Porque no es nostalgia lo que uno tiene, sino años. Nos hemos convertido en nuestros padres sin darnos cuenta, por eso empezamos a echar de menos muchas cosas.
Echamos de menos las mañanas de Nochebuena en la Noria, cuando quedábamos con los amigos y de camino nos reencontrábamos con muchos de los que se marcharon a buscarse la vida fuera de Carmona, y que cada año, como El Almendro, volvían a casa por Navidad.

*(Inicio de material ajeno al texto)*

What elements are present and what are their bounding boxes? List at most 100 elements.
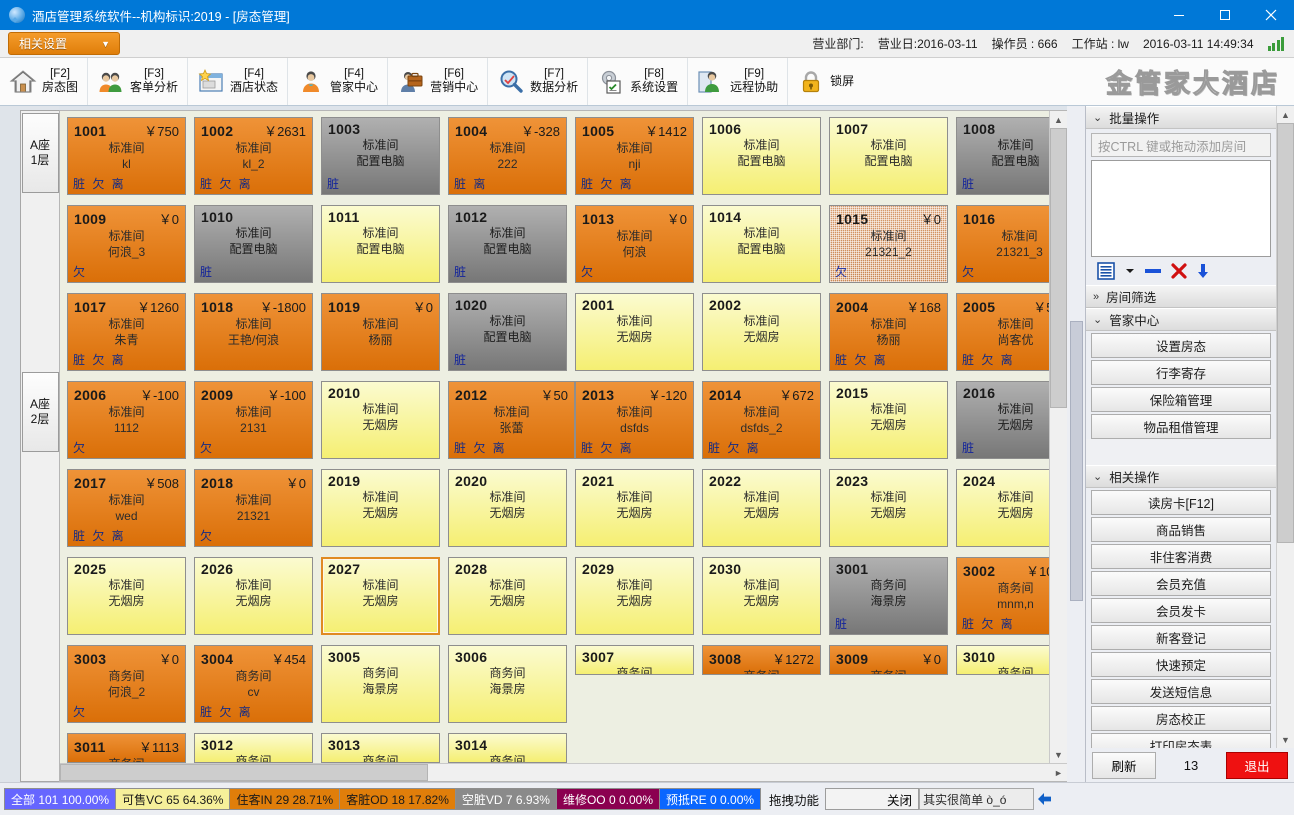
room-card[interactable]: 1014 标准间 配置电脑	[702, 205, 821, 283]
room-card[interactable]: 1011 标准间 配置电脑	[321, 205, 440, 283]
panel-action-button[interactable]: 行李寄存	[1091, 360, 1271, 385]
minus-icon[interactable]	[1144, 267, 1162, 275]
outer-vertical-scrollbar[interactable]	[1067, 106, 1085, 782]
room-card[interactable]: 2027 标准间 无烟房	[321, 557, 440, 635]
panel-action-button[interactable]: 新客登记	[1091, 625, 1271, 650]
status-badge[interactable]: 住客IN 29 28.71%	[230, 789, 341, 809]
close-icon[interactable]	[1248, 0, 1294, 30]
panel-action-button[interactable]: 会员发卡	[1091, 598, 1271, 623]
section-header-related[interactable]: ⌄ 相关操作	[1086, 465, 1276, 488]
room-card[interactable]: 3012 商务间	[194, 733, 313, 763]
down-arrow-icon[interactable]	[1196, 263, 1210, 279]
room-card[interactable]: 1006 标准间 配置电脑	[702, 117, 821, 195]
room-card[interactable]: 1013 ￥0 标准间 何浪欠	[575, 205, 694, 283]
delete-x-icon[interactable]	[1171, 263, 1187, 279]
room-card[interactable]: 1001 ￥750 标准间 kl 脏 欠 离	[67, 117, 186, 195]
minimize-icon[interactable]	[1156, 0, 1202, 30]
scroll-right-icon[interactable]: ►	[1050, 764, 1067, 781]
room-card[interactable]: 1003 标准间 配置电脑脏	[321, 117, 440, 195]
ribbon-item-2[interactable]: [F4] 酒店状态	[188, 58, 289, 105]
room-card[interactable]: 1012 标准间 配置电脑脏	[448, 205, 567, 283]
panel-action-button[interactable]: 设置房态	[1091, 333, 1271, 358]
room-card[interactable]: 2009 ￥-100 标准间 2131 欠	[194, 381, 313, 459]
room-card[interactable]: 2001 标准间 无烟房	[575, 293, 694, 371]
room-card[interactable]: 2020 标准间 无烟房	[448, 469, 567, 547]
grid-horizontal-scrollbar[interactable]: ►	[60, 763, 1067, 781]
ribbon-item-5[interactable]: [F7] 数据分析	[488, 58, 589, 105]
room-card[interactable]: 3003 ￥0 商务间 何浪_2 欠	[67, 645, 186, 723]
panel-action-button[interactable]: 打印房态表	[1091, 733, 1271, 748]
room-card[interactable]: 3001 商务间 海景房脏	[829, 557, 948, 635]
panel-scroll-track[interactable]	[1277, 123, 1294, 731]
list-icon[interactable]	[1096, 262, 1116, 280]
ribbon-item-0[interactable]: [F2] 房态图	[0, 58, 89, 105]
status-badge[interactable]: 全部 101 100.00%	[5, 789, 117, 809]
ribbon-item-6[interactable]: [F8] 系统设置	[588, 58, 689, 105]
batch-hint-field[interactable]: 按CTRL 键或拖动添加房间	[1091, 133, 1271, 157]
room-card[interactable]: 3007 商务间	[575, 645, 694, 675]
panel-action-button[interactable]: 物品租借管理	[1091, 414, 1271, 439]
room-card[interactable]: 2014 ￥672 标准间 dsfds_2 脏 欠 离	[702, 381, 821, 459]
room-card[interactable]: 2010 标准间 无烟房	[321, 381, 440, 459]
status-badge[interactable]: 空脏VD 7 6.93%	[455, 789, 557, 809]
panel-scroll-down-icon[interactable]: ▼	[1277, 731, 1294, 748]
maximize-icon[interactable]	[1202, 0, 1248, 30]
room-card[interactable]: 2026 标准间 无烟房	[194, 557, 313, 635]
room-card[interactable]: 3002 ￥1092 商务间 mnm,n 脏 欠 离	[956, 557, 1049, 635]
section-header-filter[interactable]: » 房间筛选	[1086, 285, 1276, 308]
status-badge[interactable]: 可售VC 65 64.36%	[116, 789, 231, 809]
batch-room-list[interactable]	[1091, 160, 1271, 257]
scroll-down-icon[interactable]: ▼	[1050, 746, 1067, 763]
status-badge[interactable]: 客脏OD 18 17.82%	[340, 789, 456, 809]
room-card[interactable]: 1019 ￥0 标准间 杨丽	[321, 293, 440, 371]
status-badge[interactable]: 维修OO 0 0.00%	[556, 789, 660, 809]
room-grid-scroll-area[interactable]: 1001 ￥750 标准间 kl 脏 欠 离 1002 ￥2631 标准间 kl_2 脏 欠 离1…	[60, 111, 1049, 763]
lock-screen-button[interactable]: 锁屏	[788, 58, 863, 105]
panel-action-button[interactable]: 非住客消费	[1091, 544, 1271, 569]
panel-action-button[interactable]: 商品销售	[1091, 517, 1271, 542]
room-card[interactable]: 2017 ￥508 标准间 wed 脏 欠 离	[67, 469, 186, 547]
room-card[interactable]: 2023 标准间 无烟房	[829, 469, 948, 547]
room-card[interactable]: 1016￥标准间21321_3欠	[956, 205, 1049, 283]
room-card[interactable]: 2002 标准间 无烟房	[702, 293, 821, 371]
room-card[interactable]: 2013 ￥-120 标准间 dsfds 脏 欠 离	[575, 381, 694, 459]
panel-action-button[interactable]: 发送短信息	[1091, 679, 1271, 704]
exit-button[interactable]: 退出	[1226, 751, 1288, 779]
panel-action-button[interactable]: 保险箱管理	[1091, 387, 1271, 412]
related-settings-button[interactable]: 相关设置 ▼	[8, 32, 120, 55]
ribbon-item-1[interactable]: [F3] 客单分析	[88, 58, 189, 105]
room-card[interactable]: 2030 标准间 无烟房	[702, 557, 821, 635]
ribbon-item-3[interactable]: [F4] 管家中心	[288, 58, 389, 105]
section-header-housekeeping[interactable]: ⌄ 管家中心	[1086, 308, 1276, 331]
right-panel-scrollbar[interactable]: ▲ ▼	[1276, 106, 1294, 748]
room-card[interactable]: 3006 商务间 海景房	[448, 645, 567, 723]
grid-hscroll-thumb[interactable]	[60, 764, 428, 781]
outer-vscroll-thumb[interactable]	[1069, 321, 1083, 601]
room-card[interactable]: 1020 标准间 配置电脑脏	[448, 293, 567, 371]
floor-button-0[interactable]: A座 1层	[21, 113, 59, 193]
room-card[interactable]: 2022 标准间 无烟房	[702, 469, 821, 547]
left-arrow-icon[interactable]	[1034, 789, 1056, 809]
room-card[interactable]: 1008 标准间 配置电脑脏	[956, 117, 1049, 195]
scroll-up-icon[interactable]: ▲	[1050, 111, 1067, 128]
ribbon-item-7[interactable]: [F9] 远程协助	[688, 58, 789, 105]
room-card[interactable]: 2004 ￥168 标准间 杨丽脏 欠 离	[829, 293, 948, 371]
room-card[interactable]: 2015 标准间 无烟房	[829, 381, 948, 459]
room-card[interactable]: 1005 ￥1412 标准间 nji 脏 欠 离	[575, 117, 694, 195]
panel-action-button[interactable]: 会员充值	[1091, 571, 1271, 596]
room-card[interactable]: 3005 商务间 海景房	[321, 645, 440, 723]
room-card[interactable]: 1015 ￥0 标准间 21321_2 欠	[829, 205, 948, 283]
panel-action-button[interactable]: 快速预定	[1091, 652, 1271, 677]
room-card[interactable]: 2005 ￥508 标准间尚客优脏 欠 离	[956, 293, 1049, 371]
dropdown-arrow-icon[interactable]	[1125, 267, 1135, 275]
room-card[interactable]: 2012 ￥50 标准间 张蕾脏 欠 离	[448, 381, 575, 459]
panel-action-button[interactable]: 房态校正	[1091, 706, 1271, 731]
room-card[interactable]: 3009 ￥0 商务间	[829, 645, 948, 675]
grid-hscroll-track[interactable]	[60, 764, 1050, 781]
refresh-button[interactable]: 刷新	[1092, 751, 1156, 779]
room-card[interactable]: 3008 ￥1272 商务间	[702, 645, 821, 675]
room-card[interactable]: 2028 标准间 无烟房	[448, 557, 567, 635]
room-card[interactable]: 3011 ￥1113 商务间	[67, 733, 186, 763]
room-card[interactable]: 1004 ￥-328 标准间 222 脏 离	[448, 117, 567, 195]
room-card[interactable]: 1017 ￥1260 标准间 朱青脏 欠 离	[67, 293, 186, 371]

Y nos alegrábamos al verles. Bueno..., según. Primero los mirábamos de arriba a abajo, y si tenían más canas y entradas que nosotros, le echábamos el brazo por encima y le decíamos con firmeza: "Fulanito, me alegra mucho volver a verte"; pero si por el contrario, Fulanito estaba hecho un figurín, con un móvil de última generación en la mano, y su cabeza atestada de pelo negro zaíno, entonces, como mucho, le lanzábamos un "jay" como saludo, pero desde lejos.
Somos así, ¿que le vamos a hacer? Nos pasamos la vida midiéndonos, como si nuestra felicidad no dependiera de nuestro bienestar, sino del malestar de los demás. Hay que ser muy pobre para sentir así, pero haberlos haylos.